是的,就是现在这样,听着羽毛笔写字时的沙沙声,缩在男人温暖的怀中,只要闭上眼睛,就是一场好梦。
……
……
……
是这样吗?
希雅猛地睁开双眼,正巧对上布兰克关切的目光。
“感觉还好吗?”他温柔地问道。
希雅呆呆地盯着布兰克,刚睡醒的脑子一时转不过弯来,她转了转眼珠,视线落在布兰克手中的纸上,那上面写满了鬼画符——是魔族的文字。
她抬起脑袋看了看四周,书房的装饰和记忆中的完全不同。
当然不可能一样,根本不是一觉醒来,现自己在父亲怀里做了个漫长的梦。
一切都真实地生过,她身处异乡,被异族圈养,家乡才是那个永远回不去的梦。
明明不想哭的,但怎么都控制不住鼻中的酸涩,眼前变得模糊,一眨就会落下泪来。
希雅连忙低头,将整张脸埋进布兰克怀里,相触的布料顿时湿了大片。
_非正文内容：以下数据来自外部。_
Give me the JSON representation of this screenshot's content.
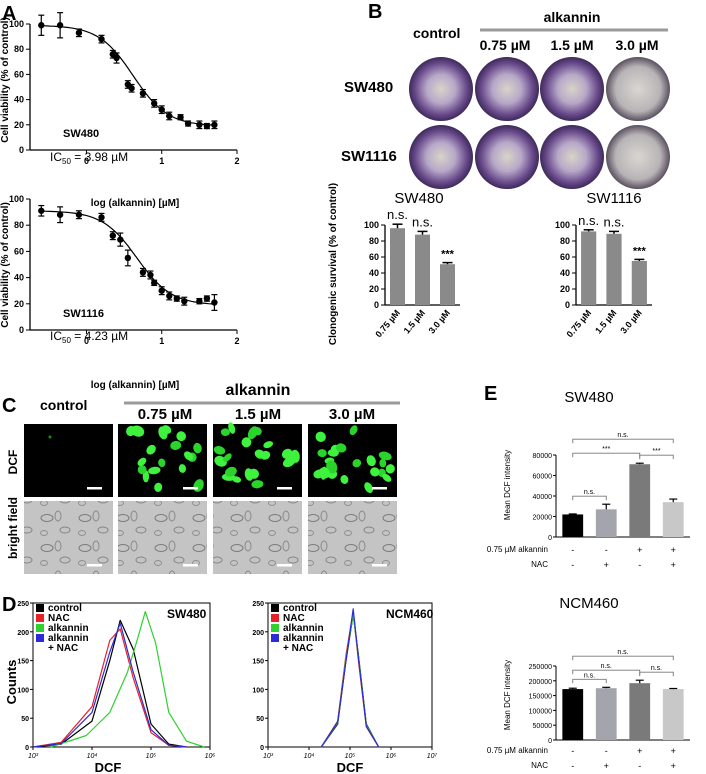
{
  "panels": {
    "a": "A",
    "b": "B",
    "c": "C",
    "d": "D",
    "e": "E"
  },
  "panel_a": {
    "top": {
      "cell": "SW480",
      "ic50_prefix": "IC",
      "ic50_sub": "50",
      "ic50_value": " = 3.98 µM",
      "ylabel": "Cell viability (% of control)",
      "xlabel": "log (alkannin) [µM]"
    },
    "bottom": {
      "cell": "SW1116",
      "ic50_prefix": "IC",
      "ic50_sub": "50",
      "ic50_value": " = 4.23 µM",
      "ylabel": "Cell viability (% of control)",
      "xlabel": "log (alkannin) [µM]"
    }
  },
  "panel_b": {
    "alkannin": "alkannin",
    "control": "control",
    "doses": [
      "0.75 µM",
      "1.5 µM",
      "3.0 µM"
    ],
    "rows": [
      "SW480",
      "SW1116"
    ],
    "ylabel": "Clonogenic survival (% of control)"
  },
  "panel_c": {
    "control": "control",
    "alkannin": "alkannin",
    "doses": [
      "0.75 µM",
      "1.5 µM",
      "3.0 µM"
    ],
    "row1": "DCF",
    "row2": "bright field"
  },
  "panel_d": {
    "xlabel": "DCF",
    "ylabel": "Counts",
    "legend": [
      "control",
      "NAC",
      "alkannin",
      "alkannin",
      "+ NAC"
    ],
    "left_cell": "SW480",
    "right_cell": "NCM460"
  },
  "panel_e": {
    "ylabel": "Mean DCF intensity",
    "row_alk": "0.75 µM alkannin",
    "row_nac": "NAC",
    "alk_signs": [
      "-",
      "-",
      "+",
      "+"
    ],
    "nac_signs": [
      "-",
      "+",
      "-",
      "+"
    ]
  },
  "colors": {
    "control": "#000000",
    "nac": "#e8202a",
    "alkannin": "#2fd12f",
    "alk_nac": "#2b2bd8",
    "bar": "#8a8a8a"
  },
  "chart_data": [
    {
      "type": "scatter",
      "title": "SW480",
      "xlabel": "log (alkannin) [µM]",
      "ylabel": "Cell viability (% of control)",
      "xlim": [
        -0.75,
        2
      ],
      "ylim": [
        0,
        100
      ],
      "xticks": [
        0,
        1,
        2
      ],
      "yticks": [
        0,
        20,
        40,
        60,
        80,
        100
      ],
      "x": [
        -0.6,
        -0.35,
        -0.1,
        0.2,
        0.35,
        0.4,
        0.55,
        0.6,
        0.75,
        0.9,
        1.0,
        1.1,
        1.25,
        1.35,
        1.5,
        1.6,
        1.7
      ],
      "y": [
        99,
        99,
        93,
        88,
        76,
        73,
        52,
        49,
        45,
        37,
        32,
        27,
        26,
        21,
        20,
        19,
        20
      ],
      "yerr": [
        8,
        10,
        3,
        3,
        3,
        4,
        3,
        3,
        3,
        3,
        3,
        3,
        2,
        2,
        3,
        2,
        3
      ]
    },
    {
      "type": "scatter",
      "title": "SW1116",
      "xlabel": "log (alkannin) [µM]",
      "ylabel": "Cell viability (% of control)",
      "xlim": [
        -0.75,
        2
      ],
      "ylim": [
        0,
        100
      ],
      "xticks": [
        0,
        1,
        2
      ],
      "yticks": [
        0,
        20,
        40,
        60,
        80,
        100
      ],
      "x": [
        -0.6,
        -0.35,
        -0.1,
        0.2,
        0.35,
        0.45,
        0.55,
        0.75,
        0.85,
        0.9,
        1.0,
        1.1,
        1.2,
        1.3,
        1.5,
        1.6,
        1.7
      ],
      "y": [
        91,
        88,
        88,
        86,
        72,
        69,
        55,
        44,
        42,
        36,
        30,
        26,
        24,
        22,
        22,
        24,
        21
      ],
      "yerr": [
        4,
        6,
        3,
        3,
        3,
        5,
        6,
        3,
        3,
        2,
        3,
        3,
        2,
        3,
        2,
        2,
        6
      ]
    },
    {
      "type": "bar",
      "title": "SW480",
      "categories": [
        "0.75 µM",
        "1.5 µM",
        "3.0 µM"
      ],
      "values": [
        96,
        88,
        51
      ],
      "yerr": [
        5,
        4,
        2
      ],
      "annotations": [
        "n.s.",
        "n.s.",
        "***"
      ],
      "ylabel": "Clonogenic survival (% of control)",
      "ylim": [
        0,
        100
      ],
      "yticks": [
        0,
        20,
        40,
        60,
        80,
        100
      ]
    },
    {
      "type": "bar",
      "title": "SW1116",
      "categories": [
        "0.75 µM",
        "1.5 µM",
        "3.0 µM"
      ],
      "values": [
        92,
        89,
        55
      ],
      "yerr": [
        2,
        3,
        2
      ],
      "annotations": [
        "n.s.",
        "n.s.",
        "***"
      ],
      "ylim": [
        0,
        100
      ],
      "yticks": [
        0,
        20,
        40,
        60,
        80,
        100
      ]
    },
    {
      "type": "line",
      "title": "SW480",
      "xlabel": "DCF",
      "ylabel": "Counts",
      "xlim": [
        1000,
        1000000
      ],
      "ylim": [
        0,
        250
      ],
      "xticks": [
        "10³",
        "10⁴",
        "10⁵",
        "10⁶"
      ],
      "yticks": [
        0,
        50,
        100,
        150,
        200,
        250
      ],
      "series": [
        {
          "name": "control",
          "x": [
            1000,
            3000,
            10000,
            20000,
            30000,
            50000,
            100000,
            200000,
            400000
          ],
          "values": [
            0,
            5,
            45,
            150,
            220,
            170,
            40,
            5,
            0
          ]
        },
        {
          "name": "NAC",
          "x": [
            1000,
            3000,
            10000,
            20000,
            30000,
            50000,
            100000,
            200000,
            400000
          ],
          "values": [
            0,
            8,
            70,
            185,
            205,
            120,
            25,
            3,
            0
          ]
        },
        {
          "name": "alkannin",
          "x": [
            2000,
            8000,
            20000,
            40000,
            60000,
            80000,
            120000,
            200000,
            400000,
            800000
          ],
          "values": [
            0,
            20,
            60,
            130,
            190,
            235,
            180,
            60,
            10,
            0
          ]
        },
        {
          "name": "alkannin + NAC",
          "x": [
            1000,
            3000,
            10000,
            20000,
            30000,
            50000,
            100000,
            200000,
            400000
          ],
          "values": [
            0,
            6,
            60,
            165,
            215,
            130,
            30,
            3,
            0
          ]
        }
      ]
    },
    {
      "type": "line",
      "title": "NCM460",
      "xlabel": "DCF",
      "ylabel": "",
      "xlim": [
        1000,
        10000000
      ],
      "ylim": [
        0,
        250
      ],
      "xticks": [
        "10³",
        "10⁴",
        "10⁵",
        "10⁶",
        "10⁷"
      ],
      "yticks": [
        0,
        50,
        100,
        150,
        200,
        250
      ],
      "series": [
        {
          "name": "control",
          "x": [
            20000,
            50000,
            80000,
            120000,
            160000,
            250000,
            500000
          ],
          "values": [
            0,
            40,
            150,
            230,
            160,
            40,
            0
          ]
        },
        {
          "name": "NAC",
          "x": [
            20000,
            50000,
            80000,
            120000,
            160000,
            250000,
            500000
          ],
          "values": [
            0,
            45,
            160,
            235,
            150,
            35,
            0
          ]
        },
        {
          "name": "alkannin",
          "x": [
            20000,
            50000,
            80000,
            120000,
            160000,
            250000,
            500000
          ],
          "values": [
            0,
            42,
            155,
            230,
            158,
            38,
            0
          ]
        },
        {
          "name": "alkannin + NAC",
          "x": [
            20000,
            50000,
            80000,
            120000,
            160000,
            250000,
            500000
          ],
          "values": [
            0,
            44,
            150,
            240,
            155,
            36,
            0
          ]
        }
      ]
    },
    {
      "type": "bar",
      "title": "SW480",
      "ylabel": "Mean DCF intensity",
      "ylim": [
        0,
        80000
      ],
      "yticks": [
        0,
        20000,
        40000,
        60000,
        80000
      ],
      "categories": [
        "1",
        "2",
        "3",
        "4"
      ],
      "values": [
        22000,
        27000,
        71000,
        34000
      ],
      "yerr": [
        500,
        5000,
        1000,
        3000
      ],
      "colors": [
        "#000000",
        "#a4a4ac",
        "#7a7a7a",
        "#c8c8c8"
      ],
      "comparisons": [
        {
          "pair": [
            1,
            2
          ],
          "label": "n.s."
        },
        {
          "pair": [
            1,
            3
          ],
          "label": "***"
        },
        {
          "pair": [
            3,
            4
          ],
          "label": "***"
        },
        {
          "pair": [
            1,
            4
          ],
          "label": "n.s."
        }
      ]
    },
    {
      "type": "bar",
      "title": "NCM460",
      "ylabel": "Mean DCF intensity",
      "ylim": [
        0,
        250000
      ],
      "yticks": [
        0,
        50000,
        100000,
        150000,
        200000,
        250000
      ],
      "categories": [
        "1",
        "2",
        "3",
        "4"
      ],
      "values": [
        172000,
        175000,
        192000,
        172000
      ],
      "yerr": [
        3000,
        3000,
        10000,
        2000
      ],
      "colors": [
        "#000000",
        "#a4a4ac",
        "#7a7a7a",
        "#c8c8c8"
      ],
      "comparisons": [
        {
          "pair": [
            1,
            2
          ],
          "label": "n.s."
        },
        {
          "pair": [
            1,
            3
          ],
          "label": "n.s."
        },
        {
          "pair": [
            3,
            4
          ],
          "label": "n.s."
        },
        {
          "pair": [
            1,
            4
          ],
          "label": "n.s."
        }
      ]
    }
  ]
}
见她突然泪流不止,布兰克又是心虚又是心疼,“是哪里疼吗?”
他抬起手想轻拍希雅安抚她,但手心刚触碰到她赤裸的脊背,希雅就轻轻地抖了抖,缩成了更小的一团。
昏迷前那过于激烈的性事,让她本能地害怕布兰克的触碰,但又有何处能逃呢?
希雅屏住呼吸,等待布兰克的下一次触摸,但等了几秒,几十秒,等得一口气都憋不住了,布兰克也没再碰她。
布兰克察觉到了她的恐惧,希雅恍然想到。每次都是这样,过分的对待后是贴心的温存,叫她分不清布兰克的本心。
但不管怎样,现在能够畅快地哭泣了。
希雅紧绷的肌肉渐渐舒展,她揪着布兰克的衣服,无声地哭了许久。
哭泣的感觉真好啊,她仔细体会着泪水划过眼眶,将衣服逐渐打湿的触感,不知怎么的,竟有种莫名的满足。
其实她真想一直哭下去,哭的时候什么都不用想,不用继续眼前的人生,但泪水总有流尽的时刻,流尽后,眼眶处就只剩干涩的疼痛。
是她讨厌的疼痛。
“你刚才弄疼我了。”希雅扬起脑袋,用哭哑的声音说道,“好像变了一个人,弄得我很疼,我很害怕。”
“我知道,我很抱歉。”布兰克诚恳地低下头。
“每次都这么说,每次都还有下一次……”
希雅抿了抿唇,她深吸几口气,平静下来后继续说道,“算了,我知道你这次不是故意的,你渴望莱斯的力量,这也没办法。我还能再……再忍忍。”
最后几个字她说得不情不愿,简直是从牙缝里挤出来的,可她还是清清楚楚地说了出来。